Problemas vão desde a paralisação do serviço de UTIs terrestres até a falta de medicamentos e outros produtos básicos

Foto: Reprodução

Há cerca de uma semana, o Jornal Opção noticiou com exclusividade a paralisação dos serviços de ambulâncias de UTI Terrestres, por parte da empresa recentemente contratada, inclusive, em caráter precário e emergencial. Sem receber há quatro meses, a prestadora de serviços notificou o Estado do Tocantins acerca da impossibilidade de continuar executando os serviços. A consequência não poderia ser outra: pacientes sem atendimento, doenças agravadas e, como não poderia deixar de ser: mortes. Uma em Arraias e outra em Augustinópolis.
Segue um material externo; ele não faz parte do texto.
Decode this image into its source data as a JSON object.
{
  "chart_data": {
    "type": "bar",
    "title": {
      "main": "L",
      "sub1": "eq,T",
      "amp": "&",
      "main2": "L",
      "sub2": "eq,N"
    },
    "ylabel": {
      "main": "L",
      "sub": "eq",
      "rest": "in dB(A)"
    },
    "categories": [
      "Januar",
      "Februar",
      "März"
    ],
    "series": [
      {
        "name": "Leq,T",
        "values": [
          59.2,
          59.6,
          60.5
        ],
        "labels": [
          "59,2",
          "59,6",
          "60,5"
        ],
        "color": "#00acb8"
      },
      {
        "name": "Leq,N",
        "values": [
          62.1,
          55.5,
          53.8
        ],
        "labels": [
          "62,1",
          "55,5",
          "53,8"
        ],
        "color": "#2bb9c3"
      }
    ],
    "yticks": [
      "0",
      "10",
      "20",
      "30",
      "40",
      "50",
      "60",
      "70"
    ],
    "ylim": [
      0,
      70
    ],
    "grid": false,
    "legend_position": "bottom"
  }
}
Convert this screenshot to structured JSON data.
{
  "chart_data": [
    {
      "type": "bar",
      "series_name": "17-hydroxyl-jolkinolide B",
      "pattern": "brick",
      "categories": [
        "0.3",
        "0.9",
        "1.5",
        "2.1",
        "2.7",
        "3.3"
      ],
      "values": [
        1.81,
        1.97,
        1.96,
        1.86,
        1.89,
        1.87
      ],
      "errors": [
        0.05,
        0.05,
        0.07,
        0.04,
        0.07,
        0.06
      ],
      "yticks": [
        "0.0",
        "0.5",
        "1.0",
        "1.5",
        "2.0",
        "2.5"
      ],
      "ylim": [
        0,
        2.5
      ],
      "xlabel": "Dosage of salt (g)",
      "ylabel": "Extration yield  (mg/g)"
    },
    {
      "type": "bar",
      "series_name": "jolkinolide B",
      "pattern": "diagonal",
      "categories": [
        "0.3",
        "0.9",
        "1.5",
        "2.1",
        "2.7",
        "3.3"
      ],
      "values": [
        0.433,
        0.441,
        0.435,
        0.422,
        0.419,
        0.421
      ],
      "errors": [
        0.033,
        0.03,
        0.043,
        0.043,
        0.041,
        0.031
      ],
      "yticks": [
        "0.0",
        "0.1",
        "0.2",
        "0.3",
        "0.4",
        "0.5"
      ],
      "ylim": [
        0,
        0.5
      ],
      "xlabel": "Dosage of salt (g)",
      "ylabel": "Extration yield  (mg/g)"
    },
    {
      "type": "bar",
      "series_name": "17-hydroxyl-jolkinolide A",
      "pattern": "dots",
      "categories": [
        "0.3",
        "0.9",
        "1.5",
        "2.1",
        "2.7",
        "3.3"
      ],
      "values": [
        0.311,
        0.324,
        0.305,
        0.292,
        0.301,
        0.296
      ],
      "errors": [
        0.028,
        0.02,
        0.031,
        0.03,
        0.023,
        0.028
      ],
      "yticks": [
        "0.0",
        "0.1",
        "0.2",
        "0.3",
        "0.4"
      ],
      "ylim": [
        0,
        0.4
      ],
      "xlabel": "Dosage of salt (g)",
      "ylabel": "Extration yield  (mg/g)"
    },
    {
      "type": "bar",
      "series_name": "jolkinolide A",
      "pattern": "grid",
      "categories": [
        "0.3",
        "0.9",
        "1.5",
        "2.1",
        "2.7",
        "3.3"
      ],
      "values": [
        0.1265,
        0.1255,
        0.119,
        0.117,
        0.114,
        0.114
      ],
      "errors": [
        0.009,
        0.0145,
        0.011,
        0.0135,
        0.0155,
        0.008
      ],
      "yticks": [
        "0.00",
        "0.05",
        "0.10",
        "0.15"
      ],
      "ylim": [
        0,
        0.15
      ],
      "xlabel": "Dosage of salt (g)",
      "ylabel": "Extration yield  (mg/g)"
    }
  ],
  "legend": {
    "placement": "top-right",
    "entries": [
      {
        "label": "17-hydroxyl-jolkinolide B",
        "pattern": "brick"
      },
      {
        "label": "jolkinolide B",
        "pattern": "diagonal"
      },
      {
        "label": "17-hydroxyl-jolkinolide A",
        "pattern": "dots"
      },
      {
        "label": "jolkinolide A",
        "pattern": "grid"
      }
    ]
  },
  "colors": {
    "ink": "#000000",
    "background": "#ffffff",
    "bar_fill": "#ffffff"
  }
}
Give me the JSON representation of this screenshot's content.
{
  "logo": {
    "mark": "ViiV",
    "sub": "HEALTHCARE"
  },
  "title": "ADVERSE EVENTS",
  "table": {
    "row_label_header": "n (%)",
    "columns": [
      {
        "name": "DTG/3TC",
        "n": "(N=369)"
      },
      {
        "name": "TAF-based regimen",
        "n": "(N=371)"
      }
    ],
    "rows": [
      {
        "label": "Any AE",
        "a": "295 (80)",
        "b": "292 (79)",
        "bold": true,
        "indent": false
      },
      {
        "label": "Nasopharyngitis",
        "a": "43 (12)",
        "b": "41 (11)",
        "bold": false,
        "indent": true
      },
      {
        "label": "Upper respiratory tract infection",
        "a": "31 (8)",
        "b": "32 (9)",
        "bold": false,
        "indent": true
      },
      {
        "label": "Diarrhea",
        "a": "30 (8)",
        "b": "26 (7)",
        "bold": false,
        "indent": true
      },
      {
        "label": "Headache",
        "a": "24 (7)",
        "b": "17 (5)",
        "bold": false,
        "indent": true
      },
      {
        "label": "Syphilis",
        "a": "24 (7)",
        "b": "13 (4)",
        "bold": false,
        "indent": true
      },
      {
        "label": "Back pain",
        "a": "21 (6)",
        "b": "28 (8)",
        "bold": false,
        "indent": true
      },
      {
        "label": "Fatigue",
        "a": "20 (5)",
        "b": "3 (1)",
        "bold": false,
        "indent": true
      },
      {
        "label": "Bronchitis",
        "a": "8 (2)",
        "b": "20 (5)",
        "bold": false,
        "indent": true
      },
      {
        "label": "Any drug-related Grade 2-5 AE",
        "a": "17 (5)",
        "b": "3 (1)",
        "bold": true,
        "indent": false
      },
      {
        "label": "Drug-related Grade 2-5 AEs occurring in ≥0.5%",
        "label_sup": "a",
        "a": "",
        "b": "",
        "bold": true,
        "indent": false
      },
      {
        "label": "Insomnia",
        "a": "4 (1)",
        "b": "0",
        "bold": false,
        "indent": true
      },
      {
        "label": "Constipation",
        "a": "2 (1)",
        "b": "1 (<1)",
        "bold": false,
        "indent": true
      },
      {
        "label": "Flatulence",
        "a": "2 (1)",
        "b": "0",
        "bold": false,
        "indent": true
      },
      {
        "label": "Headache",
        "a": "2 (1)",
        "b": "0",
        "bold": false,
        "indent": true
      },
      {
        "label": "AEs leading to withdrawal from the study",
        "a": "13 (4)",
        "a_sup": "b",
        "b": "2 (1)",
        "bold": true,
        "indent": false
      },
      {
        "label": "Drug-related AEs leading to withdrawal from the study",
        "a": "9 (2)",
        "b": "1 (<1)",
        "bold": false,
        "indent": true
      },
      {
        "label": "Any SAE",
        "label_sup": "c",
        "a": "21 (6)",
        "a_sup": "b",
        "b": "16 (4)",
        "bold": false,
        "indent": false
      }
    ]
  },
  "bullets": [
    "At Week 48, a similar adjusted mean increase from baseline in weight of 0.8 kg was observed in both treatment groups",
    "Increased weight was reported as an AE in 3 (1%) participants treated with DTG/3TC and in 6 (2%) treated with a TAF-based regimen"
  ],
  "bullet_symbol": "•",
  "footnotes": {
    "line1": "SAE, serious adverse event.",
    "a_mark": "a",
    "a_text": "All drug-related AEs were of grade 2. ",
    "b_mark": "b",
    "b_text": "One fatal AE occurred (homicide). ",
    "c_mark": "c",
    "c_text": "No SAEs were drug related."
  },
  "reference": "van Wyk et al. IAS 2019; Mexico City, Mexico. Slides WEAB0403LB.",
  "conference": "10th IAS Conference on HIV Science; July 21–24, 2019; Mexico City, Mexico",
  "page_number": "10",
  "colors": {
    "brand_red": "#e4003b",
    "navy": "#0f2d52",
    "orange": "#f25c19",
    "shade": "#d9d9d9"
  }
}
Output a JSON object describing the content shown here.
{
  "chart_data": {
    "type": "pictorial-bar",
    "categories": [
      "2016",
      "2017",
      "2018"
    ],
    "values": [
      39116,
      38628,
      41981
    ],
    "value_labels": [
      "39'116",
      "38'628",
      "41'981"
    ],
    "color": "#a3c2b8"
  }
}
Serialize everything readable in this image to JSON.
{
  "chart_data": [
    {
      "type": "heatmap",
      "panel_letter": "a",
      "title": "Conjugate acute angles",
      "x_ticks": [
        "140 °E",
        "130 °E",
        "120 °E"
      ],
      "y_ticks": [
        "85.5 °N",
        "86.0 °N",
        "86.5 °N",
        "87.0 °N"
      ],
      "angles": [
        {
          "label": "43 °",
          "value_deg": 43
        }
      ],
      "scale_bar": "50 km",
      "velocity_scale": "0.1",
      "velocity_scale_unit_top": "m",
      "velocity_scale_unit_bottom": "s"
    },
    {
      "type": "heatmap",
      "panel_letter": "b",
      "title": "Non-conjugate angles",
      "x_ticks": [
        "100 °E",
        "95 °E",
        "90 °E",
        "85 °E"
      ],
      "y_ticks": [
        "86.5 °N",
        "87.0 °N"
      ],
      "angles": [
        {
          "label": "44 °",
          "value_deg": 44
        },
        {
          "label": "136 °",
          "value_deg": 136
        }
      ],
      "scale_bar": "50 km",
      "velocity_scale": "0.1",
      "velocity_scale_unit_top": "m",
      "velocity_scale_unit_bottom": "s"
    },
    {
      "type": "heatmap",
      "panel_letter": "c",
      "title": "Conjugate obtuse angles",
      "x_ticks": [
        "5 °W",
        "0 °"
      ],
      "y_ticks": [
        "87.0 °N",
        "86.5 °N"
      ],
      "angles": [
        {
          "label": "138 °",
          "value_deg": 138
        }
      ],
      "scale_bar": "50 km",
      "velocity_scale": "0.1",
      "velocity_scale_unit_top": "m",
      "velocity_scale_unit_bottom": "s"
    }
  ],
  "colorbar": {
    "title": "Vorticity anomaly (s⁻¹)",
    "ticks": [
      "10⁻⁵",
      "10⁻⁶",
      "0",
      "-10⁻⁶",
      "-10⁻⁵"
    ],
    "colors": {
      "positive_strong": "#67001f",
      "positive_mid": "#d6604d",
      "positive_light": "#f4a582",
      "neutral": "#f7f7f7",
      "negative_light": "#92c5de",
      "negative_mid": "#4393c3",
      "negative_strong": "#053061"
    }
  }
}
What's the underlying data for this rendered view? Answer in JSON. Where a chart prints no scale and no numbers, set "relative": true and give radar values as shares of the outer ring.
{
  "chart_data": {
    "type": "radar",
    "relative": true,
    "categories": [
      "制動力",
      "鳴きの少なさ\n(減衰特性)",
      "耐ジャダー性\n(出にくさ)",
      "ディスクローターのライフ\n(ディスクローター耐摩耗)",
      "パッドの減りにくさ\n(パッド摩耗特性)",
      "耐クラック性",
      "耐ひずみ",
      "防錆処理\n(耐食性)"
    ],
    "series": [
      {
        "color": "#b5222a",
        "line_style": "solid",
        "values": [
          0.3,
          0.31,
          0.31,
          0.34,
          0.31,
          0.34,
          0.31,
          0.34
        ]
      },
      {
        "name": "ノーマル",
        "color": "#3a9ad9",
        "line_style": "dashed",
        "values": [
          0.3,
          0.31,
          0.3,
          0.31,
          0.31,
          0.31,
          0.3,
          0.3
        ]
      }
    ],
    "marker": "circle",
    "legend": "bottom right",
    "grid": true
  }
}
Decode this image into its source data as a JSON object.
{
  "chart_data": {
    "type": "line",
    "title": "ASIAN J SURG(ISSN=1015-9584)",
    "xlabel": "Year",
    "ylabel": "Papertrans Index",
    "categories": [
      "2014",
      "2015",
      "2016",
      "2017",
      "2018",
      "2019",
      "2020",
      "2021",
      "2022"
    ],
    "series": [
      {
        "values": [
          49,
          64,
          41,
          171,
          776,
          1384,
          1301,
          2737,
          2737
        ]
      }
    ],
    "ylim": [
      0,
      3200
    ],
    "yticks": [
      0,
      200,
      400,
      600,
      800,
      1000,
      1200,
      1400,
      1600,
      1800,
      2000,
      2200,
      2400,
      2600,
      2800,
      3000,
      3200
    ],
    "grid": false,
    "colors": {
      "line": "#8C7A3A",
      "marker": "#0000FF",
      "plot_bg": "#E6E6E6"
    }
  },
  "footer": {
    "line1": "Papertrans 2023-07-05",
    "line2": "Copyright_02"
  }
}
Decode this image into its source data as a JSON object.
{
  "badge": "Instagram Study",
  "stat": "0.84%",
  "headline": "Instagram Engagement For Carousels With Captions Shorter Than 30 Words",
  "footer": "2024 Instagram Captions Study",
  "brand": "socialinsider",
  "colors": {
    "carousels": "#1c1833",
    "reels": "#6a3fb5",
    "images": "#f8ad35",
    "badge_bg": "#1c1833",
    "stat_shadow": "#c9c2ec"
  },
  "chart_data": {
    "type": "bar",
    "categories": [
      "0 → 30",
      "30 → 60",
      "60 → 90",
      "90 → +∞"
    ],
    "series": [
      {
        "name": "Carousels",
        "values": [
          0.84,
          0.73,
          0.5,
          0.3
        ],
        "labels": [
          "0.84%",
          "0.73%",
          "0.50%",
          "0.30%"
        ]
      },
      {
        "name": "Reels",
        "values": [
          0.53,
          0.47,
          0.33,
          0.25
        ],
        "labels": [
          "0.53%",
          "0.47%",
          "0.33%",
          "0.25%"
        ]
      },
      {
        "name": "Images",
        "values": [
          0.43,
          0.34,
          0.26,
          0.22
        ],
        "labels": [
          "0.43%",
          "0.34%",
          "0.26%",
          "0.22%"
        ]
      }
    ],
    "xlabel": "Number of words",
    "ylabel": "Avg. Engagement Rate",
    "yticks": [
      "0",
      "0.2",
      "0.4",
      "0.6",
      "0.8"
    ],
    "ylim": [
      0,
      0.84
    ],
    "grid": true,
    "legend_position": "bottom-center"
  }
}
A saúde no Estado do Tocantins passa por maus bocados e não se resume ao escândalo do lixo hospitalar em Araguaína. A contenda acerca da carga horária dos médicos, a falta de medicamentos, órteses, próteses, cirurgias, leitos de UTI, ambulâncias não são suficentes para fazerm o governo reconhecer que a pasta está mal gerida. Entretanto, o governo estadual insiste em afirmar que o incêndio teve as chamas debeladas. Pura “fake news”. O caos permanece, numa espécie de “tudo dantes como no quartel de Abrantes”.